Ce qui peut être fait sur le plan individuel et collectif

Prôner le logiciel libre est plus facile à faire que de migrer, individuellement et collectivement, vers les alternatives libres, dont les offres commerciales ou pas sont souvent trop peu connues du grand public. Pourquoi la migration est-elle parfois difficile ? Parce que les logiciels privateurs de liberté, préinstallés sur la plupart des appareils numériques, rendent leurs utilisateurs captifs. Parce que les consommateurs commencent tout juste à réclamer des appareils numériques[4] et des services numériques[5] qui respectent leurs libertés et leurs droits fondamentaux. Parce que les pratiques des services de TI de nos organismes publics changent très lentement et que les petites entreprises n'ont pas d'expertise numérique interne.

Sur le plan individuel, ce qu'on peut faire de mieux c'est de faire le choix éthique du libre lorsque vient le temps d'acheter un appareil ou de s'abonner à un service. Il y a toute une industrie du numérique éthique à bâtir et comme pour l'industrie des aliments biologiques et équitables, il faudra des consommateurs conscientisés et des entrepreneurs sociaux pour y arriver.

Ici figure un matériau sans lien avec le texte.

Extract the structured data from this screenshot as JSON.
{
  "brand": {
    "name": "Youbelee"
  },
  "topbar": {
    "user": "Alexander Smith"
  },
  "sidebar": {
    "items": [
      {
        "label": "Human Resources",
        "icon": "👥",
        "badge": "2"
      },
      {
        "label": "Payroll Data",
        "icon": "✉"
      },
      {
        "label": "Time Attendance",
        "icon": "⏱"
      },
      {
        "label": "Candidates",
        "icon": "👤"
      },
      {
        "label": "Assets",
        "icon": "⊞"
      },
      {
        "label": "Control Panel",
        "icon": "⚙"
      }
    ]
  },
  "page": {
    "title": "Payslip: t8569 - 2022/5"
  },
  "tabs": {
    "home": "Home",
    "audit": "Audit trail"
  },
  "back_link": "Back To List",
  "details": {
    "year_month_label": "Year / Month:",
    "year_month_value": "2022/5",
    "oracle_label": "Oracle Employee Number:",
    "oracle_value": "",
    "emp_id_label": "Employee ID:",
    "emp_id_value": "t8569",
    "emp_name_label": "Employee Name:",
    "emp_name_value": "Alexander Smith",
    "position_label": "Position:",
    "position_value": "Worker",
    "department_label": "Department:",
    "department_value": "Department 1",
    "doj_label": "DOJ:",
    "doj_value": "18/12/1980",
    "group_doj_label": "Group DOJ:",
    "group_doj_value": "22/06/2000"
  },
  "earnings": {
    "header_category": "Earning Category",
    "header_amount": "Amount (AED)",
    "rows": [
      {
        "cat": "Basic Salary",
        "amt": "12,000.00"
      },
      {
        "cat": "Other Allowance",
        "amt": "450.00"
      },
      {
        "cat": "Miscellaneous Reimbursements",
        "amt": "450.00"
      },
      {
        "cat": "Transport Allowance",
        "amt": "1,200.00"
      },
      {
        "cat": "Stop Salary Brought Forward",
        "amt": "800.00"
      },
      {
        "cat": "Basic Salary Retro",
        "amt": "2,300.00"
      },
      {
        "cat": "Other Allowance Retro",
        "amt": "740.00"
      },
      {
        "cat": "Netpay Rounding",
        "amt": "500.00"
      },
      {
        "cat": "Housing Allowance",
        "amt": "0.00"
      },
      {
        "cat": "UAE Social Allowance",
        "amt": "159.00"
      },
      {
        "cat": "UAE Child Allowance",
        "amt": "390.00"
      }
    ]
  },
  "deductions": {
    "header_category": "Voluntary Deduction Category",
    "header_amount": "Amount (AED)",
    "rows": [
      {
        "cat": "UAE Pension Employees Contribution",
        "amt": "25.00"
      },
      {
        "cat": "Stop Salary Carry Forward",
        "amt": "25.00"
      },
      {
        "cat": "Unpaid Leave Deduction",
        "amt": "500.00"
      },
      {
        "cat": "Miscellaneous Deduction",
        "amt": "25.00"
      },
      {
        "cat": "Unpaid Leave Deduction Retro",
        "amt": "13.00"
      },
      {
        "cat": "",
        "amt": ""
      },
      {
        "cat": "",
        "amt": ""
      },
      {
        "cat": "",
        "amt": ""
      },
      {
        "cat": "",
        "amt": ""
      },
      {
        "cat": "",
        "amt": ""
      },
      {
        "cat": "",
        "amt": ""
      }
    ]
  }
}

Sur le plan politique, il y a une panoplie de mesures possibles pour favoriser notre appropriation collective de l'informatique libre. En voici quelques unes, tirées de documents que nous avons déjà produits ou bien inspirées par le débat public français autour de l'adoption du Projet de loi pour une République numérique[6] :

  • Donner la priorité aux logiciels libres et aux standards ouverts de façon générale dans tous les projets numériques de l'État à tous les niveaux de gouvernement
  • Adopter des principes, une norme et un manuel pour la conception et le design des services publics numériques, à l'instar du Royaume-Uni
  • Faire reconnaître par la loi québécoise et la loi canadienne que les fichiers du code source des logiciels utilisés par l'État dans la livraison des services publics sont des documents auxquels les citoyens ont droit d'avoir accès
  • Soutenir la croissance des industries du numérique libre et ouvert par des mesures concrètes de soutien aux entreprises, aux organismes sans but lucratif, à l'éducation, l'enseignement supérieur, la recherche et la formation professionnelle des secteurs concernés
  • Mettre sur pied une enquête publique indépendante sur la gestion de l'informatique au sein de l'État québécois

Mathieu Gauthier-Pilote, président
Pour le conseil d'administration de FACIL


1. http://www.ledevoir.com/societe/science-et-technologie/459947/uber-et-le-necessaire-controle-social-des-algorithmes

2. http://ici.radio-canada.ca/emissions/medium_large/2015-2016/chronique.asp?idChronique=394835

3. https://www.gnu.org/philosophy/why-free.fr.html

4. https://www.fsf.org/resources/hw/endorsement/respects-your-freedom

5. https://degooglisons-internet.org

6. https://www.lafabriquedelaloi.fr/articles.html?loi=pjl15-republique_numerique


Une version plus courte de ce texte est parue dans Le Devoir du 29 janvier 2016.